Where did that flawed math come from? The Heritage Foundation, the Brookings Institute or the Council on Foreign Relations? The numbers do not support that claim what so ever. Consider that the war is 4 years old and, according to iraqbodycount.net, the numbers of Iraqi dead are at minimum 70,000, that is an astounding 17,500 deaths per year. It was estimated, by Human Rights Watch, that Hussein killed 50,000 from 1992-2003, with a range of 2,000 to 4,000 a year. Anything prior to that (Anfal and the Shia massacres) were not included, as the potential for the removal of Hussein in 1991 was there for ther taking, the United States, and its allies, elected not to do so for reasons of regional stability. What is ironic is that the sanctions placed on Iraq after the Gulf War killed more Iraqis than Hussein did in all the time he was in power. But those numbers no one wants to bring to light either, because it casts our support of our political leaders, and their decisions, in a very bad light.

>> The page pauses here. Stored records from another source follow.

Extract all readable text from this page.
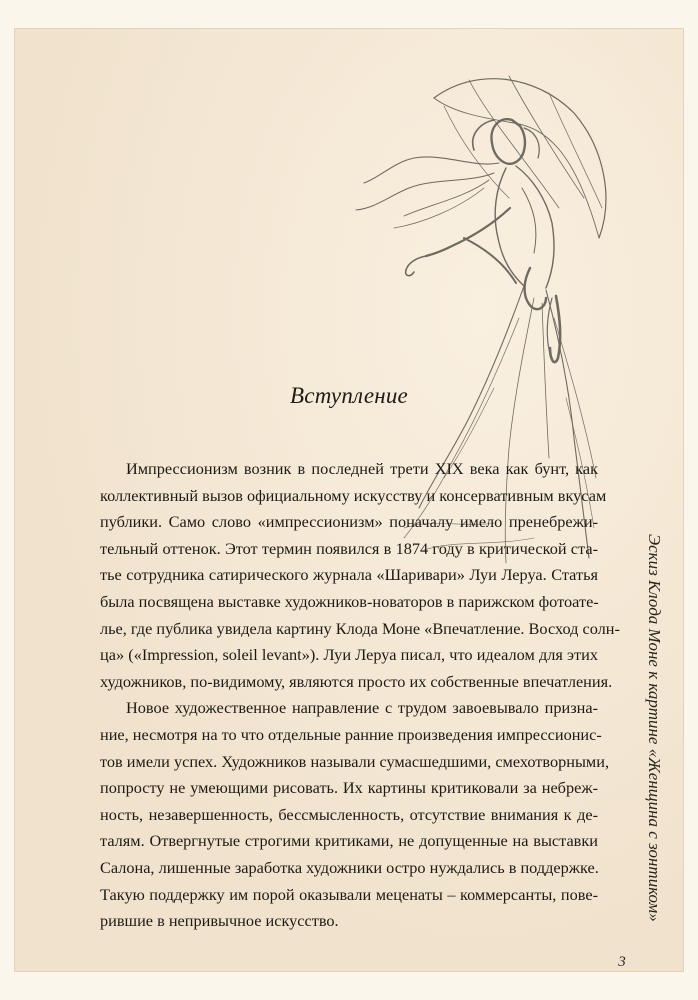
Вступление

Импрессионизм возник в последней трети XIX века как бунт, как
коллективный вызов официальному искусству и консервативным вкусам
публики. Само слово «импрессионизм» поначалу имело пренебрежи-
тельный оттенок. Этот термин появился в 1874 году в критической ста-
тье сотрудника сатирического журнала «Шаривари» Луи Леруа. Статья
была посвящена выставке художников-новаторов в парижском фотоате-
лье, где публика увидела картину Клода Моне «Впечатление. Восход солн-
ца» («Impression, soleil levant»). Луи Леруа писал, что идеалом для этих
художников, по-видимому, являются просто их собственные впечатления.

Новое художественное направление с трудом завоевывало призна-
ние, несмотря на то что отдельные ранние произведения импрессионис-
тов имели успех. Художников называли сумасшедшими, смехотворными,
попросту не умеющими рисовать. Их картины критиковали за небреж-
ность, незавершенность, бессмысленность, отсутствие внимания к де-
талям. Отвергнутые строгими критиками, не допущенные на выставки
Салона, лишенные заработка художники остро нуждались в поддержке.
Такую поддержку им порой оказывали меценаты – коммерсанты, пове-
рившие в непривычное искусство.	Эскиз Клода Моне к картине «Женщина с зонтиком»
3
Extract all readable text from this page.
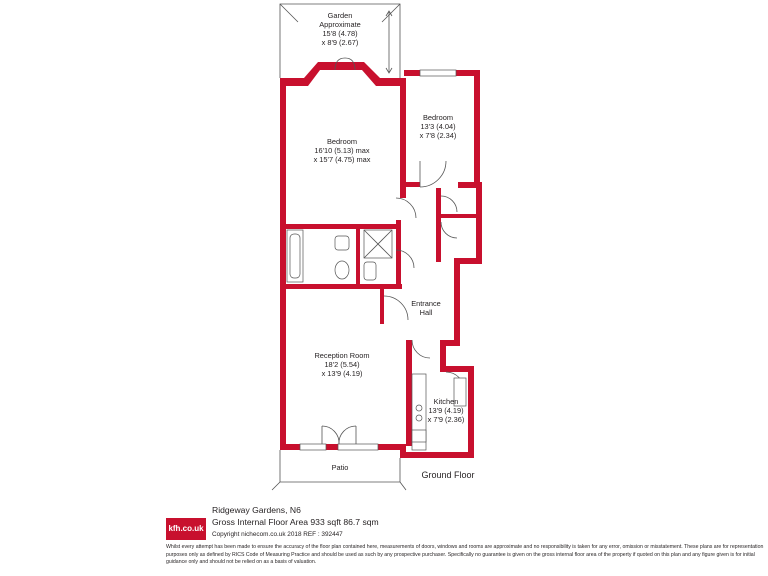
Garden
Approximate
15'8 (4.78)
x 8'9 (2.67)
Bedroom
16'10 (5.13) max
x 15'7 (4.75) max
Bedroom
13'3 (4.04)
x 7'8 (2.34)
Entrance
Hall
Reception Room
18'2 (5.54)
x 13'9 (4.19)
Kitchen
13'9 (4.19)
x 7'9 (2.36)
Patio
Ground Floor
kfh.co.uk
Ridgeway Gardens, N6
Gross Internal Floor Area 933 sqft 86.7 sqm
Copyright nichecom.co.uk 2018 REF : 392447
Whilst every attempt has been made to ensure the accuracy of the floor plan contained here, measurements of doors, windows and rooms are approximate and no responsibility is taken for any error, omission or misstatement. These plans are for representation purposes only as defined by RICS Code of Measuring Practice and should be used as such by any prospective purchaser. Specifically no guarantee is given on the gross internal floor area of the property if quoted on this plan and any figure given is for initial guidance only and should not be relied on as a basis of valuation.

I really struggle to see how anyone can support this military action. It was illegal from an international law perspective, and it was immoral from pretty well every perspective out there. It has gone worse than anyone could have imagined, and the costs have been to the point where identifying numbers on money spent, money lost, people killed, people displaced, and lives destroyed will be impossible to account. Vietnam will be a spec on the map compared to Iraq. America will be paying for this error in judgement for decades to come.